Arif Khan, Patna
I don’t have a life insurance policy, as I don’t have anyone completely dependent on me. However, I’m considering buying one. How do I determine the right coverage amount, and what factors should I consider when choosing a life insurance policy?
One buys life insurance for four reasons: death benefits for your nominees, investment, savings, and tax benefits. The death benefit is the most important. Consider life insurance if you are likely to have dependents, such as parents, a spouse or children. The sum assured should be 10 times your annual income. While selecting term insurance, you should look at the insurer’s premium, death claims settlement rate and solvency margin, a measure of financial strength. If you focus on long-term investment returns or savings, you may consider unit-linked investment plans (Ulips). However, evaluate this alongside other investment options, such as mutual funds, bank deposits, and government savings schemes. The primary criteria for selecting Ulips are historical investment returns, the size of the Ulip fund, and the insurers’ performance on timely maturity payments.

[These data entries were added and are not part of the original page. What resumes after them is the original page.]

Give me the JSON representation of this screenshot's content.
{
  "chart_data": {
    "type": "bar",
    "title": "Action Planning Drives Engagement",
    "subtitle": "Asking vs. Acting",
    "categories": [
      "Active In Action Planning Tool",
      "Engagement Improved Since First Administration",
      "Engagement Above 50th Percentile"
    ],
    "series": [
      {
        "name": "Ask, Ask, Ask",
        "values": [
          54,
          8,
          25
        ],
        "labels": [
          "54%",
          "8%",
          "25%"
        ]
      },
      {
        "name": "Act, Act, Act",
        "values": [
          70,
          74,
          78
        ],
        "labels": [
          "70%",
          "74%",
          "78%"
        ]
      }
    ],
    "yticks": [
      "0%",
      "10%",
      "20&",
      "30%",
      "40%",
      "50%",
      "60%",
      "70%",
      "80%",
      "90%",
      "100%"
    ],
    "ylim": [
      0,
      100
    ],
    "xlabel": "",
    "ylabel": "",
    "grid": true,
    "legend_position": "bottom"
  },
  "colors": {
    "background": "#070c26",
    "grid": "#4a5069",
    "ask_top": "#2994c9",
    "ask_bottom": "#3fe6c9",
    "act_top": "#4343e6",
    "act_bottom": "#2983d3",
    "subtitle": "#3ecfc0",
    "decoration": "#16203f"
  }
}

Kapil Mehta, Co-Founder, SecureNow
John Sebastian, Mangaluru
I do not have any major additional income besides my salary, but I earn more than the basic exempted income. However, I have not filed income tax returns for three years. What actions can I take, and what are the potential consequences?
The first step is to choose your income tax return (ITR) form carefully. You seem to be in a profession and also have other income sources. So, ITR-3 seems appropriate for you. You must ensure you file ITR post June 15 but before July 31 so that tax deducted at source (TDS) by your clients reflects in Form 26AS. You must make a summary of the deposits from your bank statement and bifurcate it into six classes: income from profession, interest and other income, capital gains, house property, salary, and personal receipts. Match the first five with your auto-populated return and annual information statement (AIS), which you will find on the income tax portal, claim TDS, pay balance taxes and file your ITR.
Vivek Jalan, Partner, Tax Connect Advisory
Rinki Singh, Jharkhand
I am an interior designer, and I live with my parents, who are working. I have a college-going younger sister. How do I save for my family and my needs?
The best way to invest for the future at a young age is to focus on your life’s financial goals. Lay down what you wish to achieve at what point and how much it will likely cost at that time by factoring in inflation to today’s costs as per the time required to reach that goal. For example, the goals could be higher education for yourself and your sister, marriage, shouldering some family expenses, purchasing a car, preparing for retirement, etc. The thumb rule to translate the above into actual investments is to take higher risks for longer-term goals (over seven years), no or little risk for short-term needs (up to 3 years), and medium risk for in-between goals. Risk will be as defined by you and your comfort level. In general, the vast bouquet of mutual fund schemes should meet all your future requirements if chosen well. Do not forget to build an emergency fund equivalent to 6-12 months of your expenses. Also, take care to invest in tax-efficient avenues.